- DVD cover
- Genre: Drama
- Based on: A Room with a View by E. M. Forster
- Screenplay by: Andrew Davies
- Directed by: Nicholas Renton
- Starring: Elaine Cassidy; Rafe Spall; Laurence Fox; Sophie Thompson; Elizabeth McGovern;
- Music by: Gabriel Yared
- Country of origin: United Kingdom
- Original language: English

Production
- Producers: Eileen Quinn; Dave Edwards;
- Cinematography: Alan Almond
- Editor: Kevin Lester
- Running time: 93 minutes
- Production companies: IWC Media; Ingenious Broadcasting; WGBH;

Original release
- Network: ITV
- Release: 4 November 2007

= A Room with a View (2007 film) =

2007 drama television film

A Room with a View is a 2007 British drama television film directed by Nicholas Renton and written by Andrew Davies, based on E. M. Forster's 1908 novel of the same name.
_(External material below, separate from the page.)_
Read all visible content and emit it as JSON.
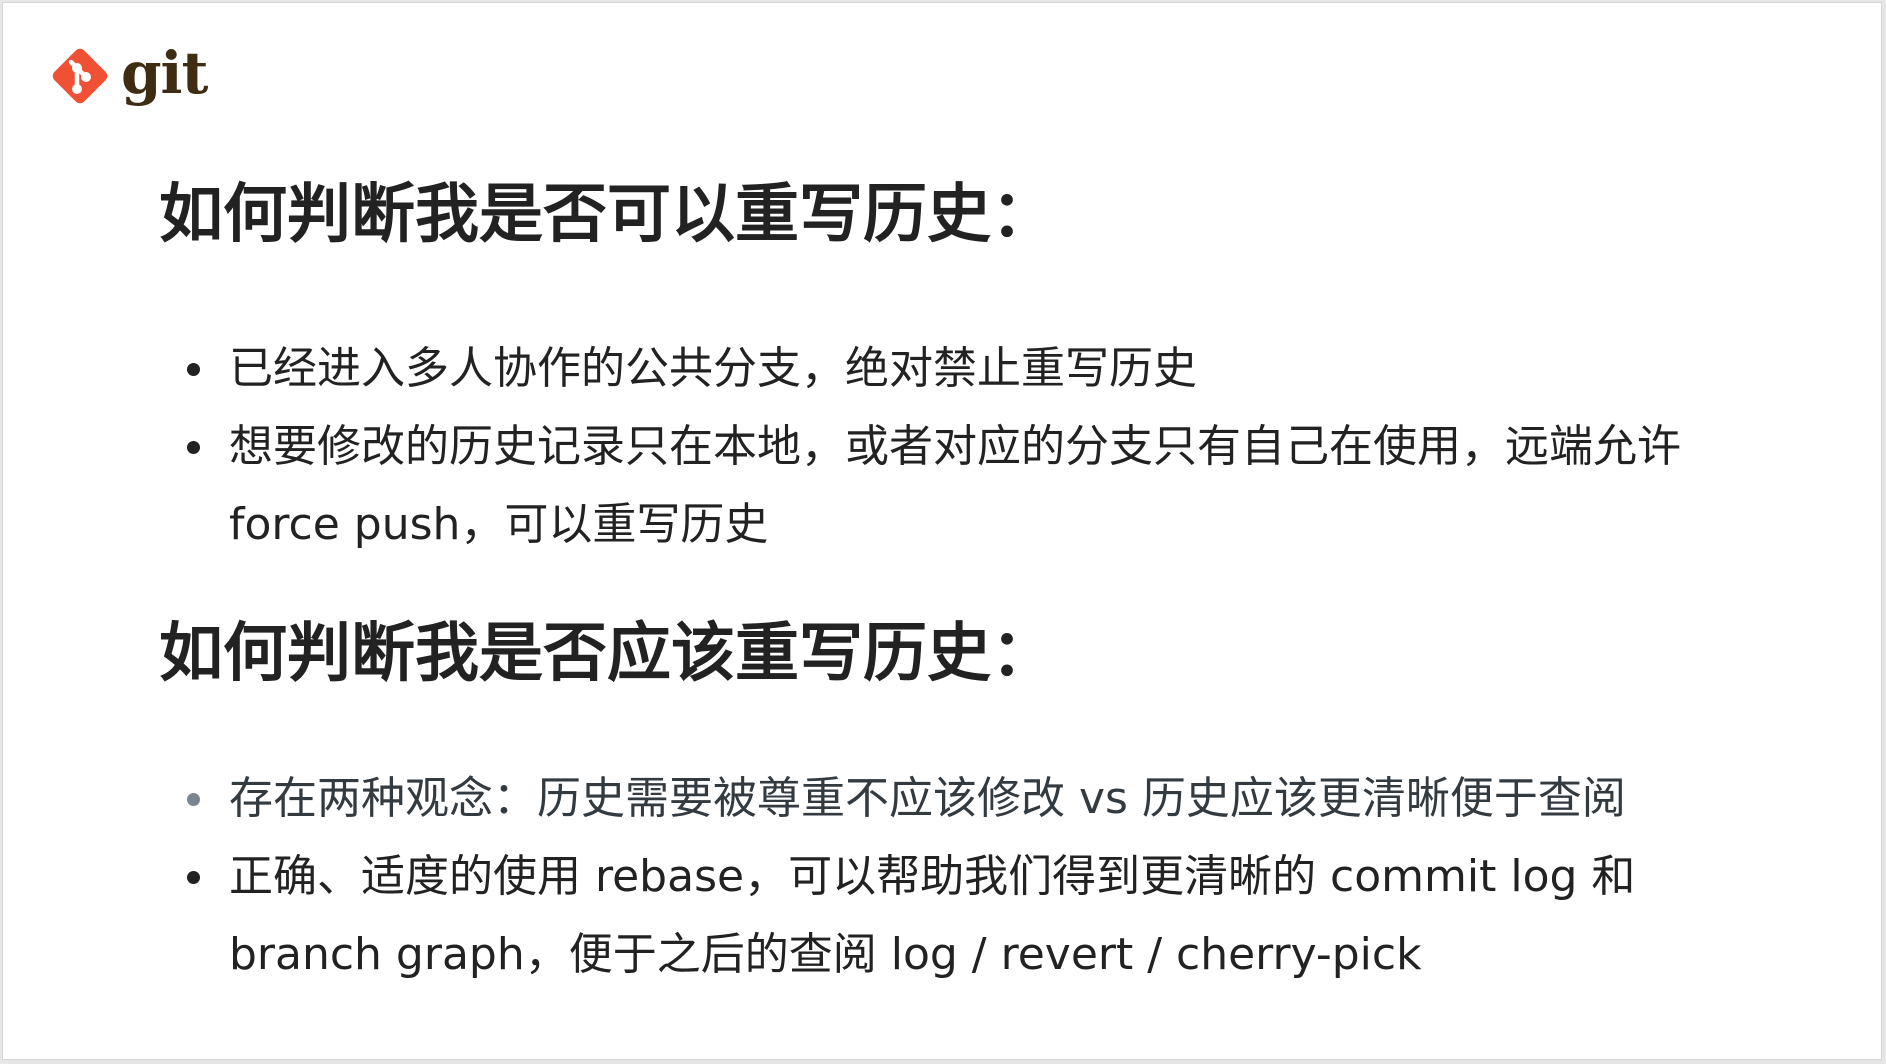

It was announced in 2006 and filmed in the summer of 2007. A Room with a View was broadcast on 4 November 2007, on ITV.

Laura Mackie, ITV director of drama, has said that this adaptation "captures the spirit of Forster’s most memorable novel, but delivers it in a fresh, engaging way for a modern audience."

It was the first time real-life father and son Timothy and Rafe Spall had acted together.

==Plot==
A Room With a View tells the story of Lucy Honeychurch, a young Englishwoman who visits Italy in 1907 with her cousin, Charlotte Bartlett. While in Florence, they meet a host of interesting characters, including the novelist Eleanor Lavish, the tourist Mr Emerson, and his son, George.
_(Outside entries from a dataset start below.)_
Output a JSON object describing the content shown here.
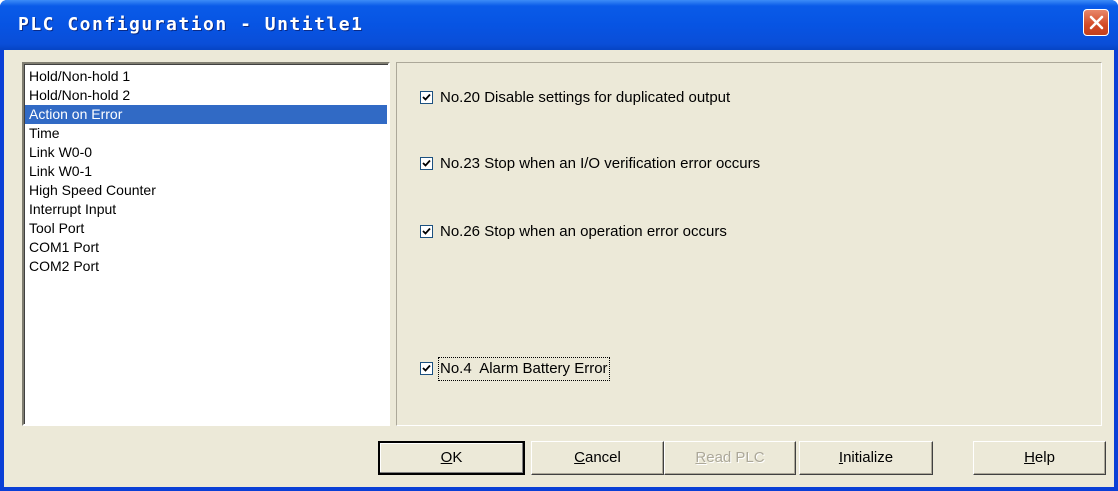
{
  "window": {
    "title": "PLC Configuration - Untitle1",
    "close_icon": "close-icon"
  },
  "sidebar": {
    "items": [
      {
        "label": "Hold/Non-hold 1",
        "selected": false
      },
      {
        "label": "Hold/Non-hold 2",
        "selected": false
      },
      {
        "label": "Action on Error",
        "selected": true
      },
      {
        "label": "Time",
        "selected": false
      },
      {
        "label": "Link W0-0",
        "selected": false
      },
      {
        "label": "Link W0-1",
        "selected": false
      },
      {
        "label": "High Speed Counter",
        "selected": false
      },
      {
        "label": "Interrupt Input",
        "selected": false
      },
      {
        "label": "Tool Port",
        "selected": false
      },
      {
        "label": "COM1 Port",
        "selected": false
      },
      {
        "label": "COM2 Port",
        "selected": false
      }
    ]
  },
  "settings": {
    "options": [
      {
        "label": "No.20 Disable settings for duplicated output",
        "checked": true
      },
      {
        "label": "No.23 Stop when an I/O verification error occurs",
        "checked": true
      },
      {
        "label": "No.26 Stop when an operation error occurs",
        "checked": true
      },
      {
        "label": "No.4  Alarm Battery Error",
        "checked": true
      }
    ]
  },
  "buttons": {
    "ok": {
      "accel": "O",
      "rest": "K"
    },
    "cancel": {
      "accel": "C",
      "rest": "ancel"
    },
    "read_plc": {
      "accel": "R",
      "rest": "ead PLC",
      "disabled": true
    },
    "initialize": {
      "accel": "I",
      "rest": "nitialize"
    },
    "help": {
      "accel": "H",
      "rest": "elp"
    }
  },
  "colors": {
    "titlebar": "#0754e3",
    "selection": "#316ac5",
    "dialog_face": "#ece9d8",
    "close_button": "#d34a26"
  }
}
George falls in love with Lucy, but Charlotte whisks her charge away to Rome, where they meet Cecil Vyse and his mother. It is only when they return to England that Lucy meets George again; but by this time Lucy is engaged to Cecil Vyse.
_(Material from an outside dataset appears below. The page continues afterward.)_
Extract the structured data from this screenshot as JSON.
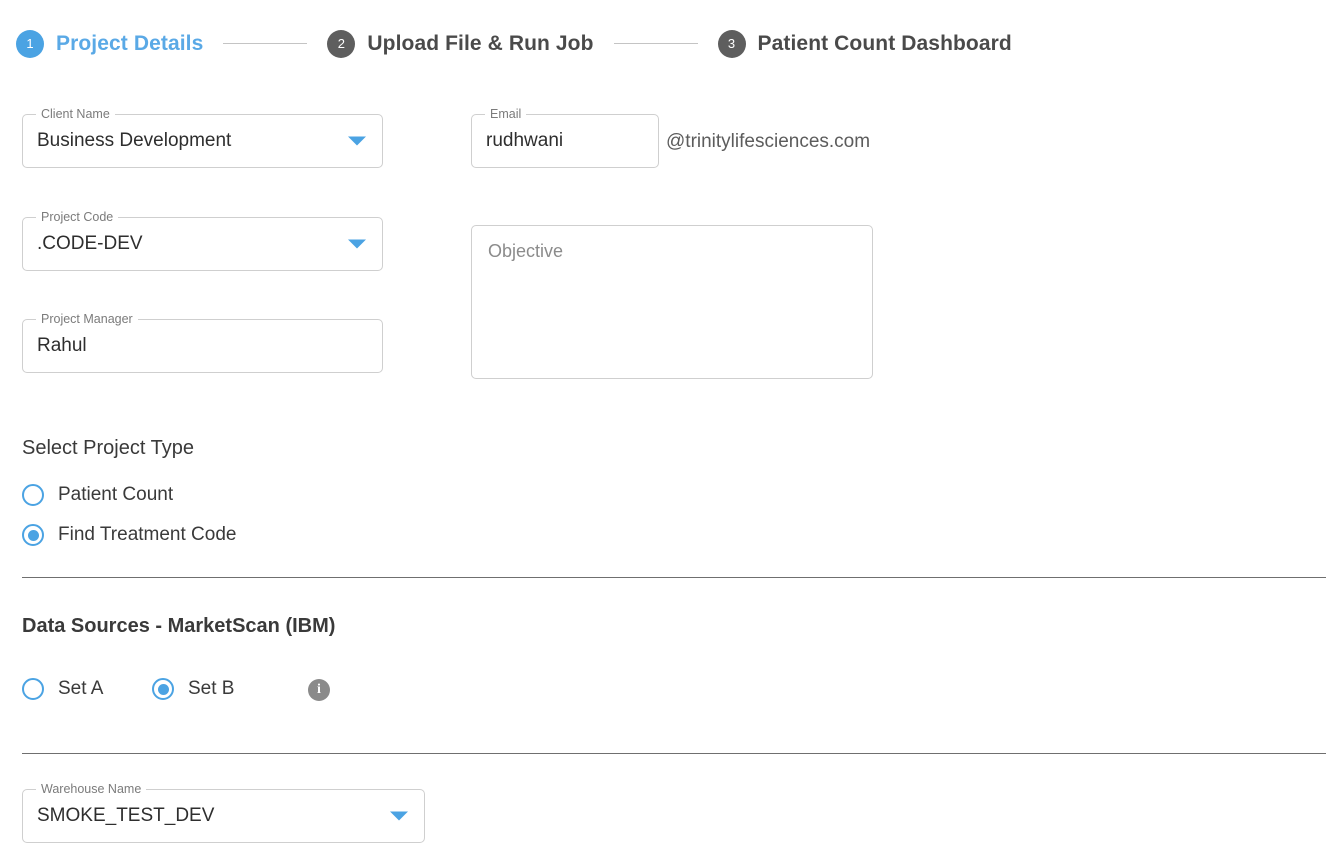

While the novel ends with Lucy and George marrying and returning to "the room with the view" for their honeymoon, this adaptation includes an extended ending, with George being killed in World War I and Lucy returning in 1922 to the room in Florence.

==Cast==
- Elaine Cassidy as Lucy Honeychurch
- Rafe Spall as George Emerson
- Laurence Fox as Cecil Vyse
- Timothy Spall as Mr Emerson, George's father
- Timothy West as Mr Eager
- Sinéad Cusack as Miss Lavish
- Elizabeth McGovern as Mrs Honeychurch
- Mark Williams as Mr Beebe
- Sophie Thompson as Charlotte Bartlett
- Tom Stewart as Freddy Honeychurch

==Production==
Gabriel Yared composed the original thematic score for the film. The piece 'Entree en Foret' from his score for Island For Pachyderms was featured in the film as well.

==Reception==
The New York Times criticized the ending of the film, but otherwise described the film as enlivening "what today seems like a formulaic tale, highlighting Forster's humor and giving the proceedings touches of raciness" Tara Conlan of The Guardian wrote that despite the changes made by Davies, the film "is more true to EM Forster's novel and its themes and it brings out the class issue more", and called the ending a "tear-jerker".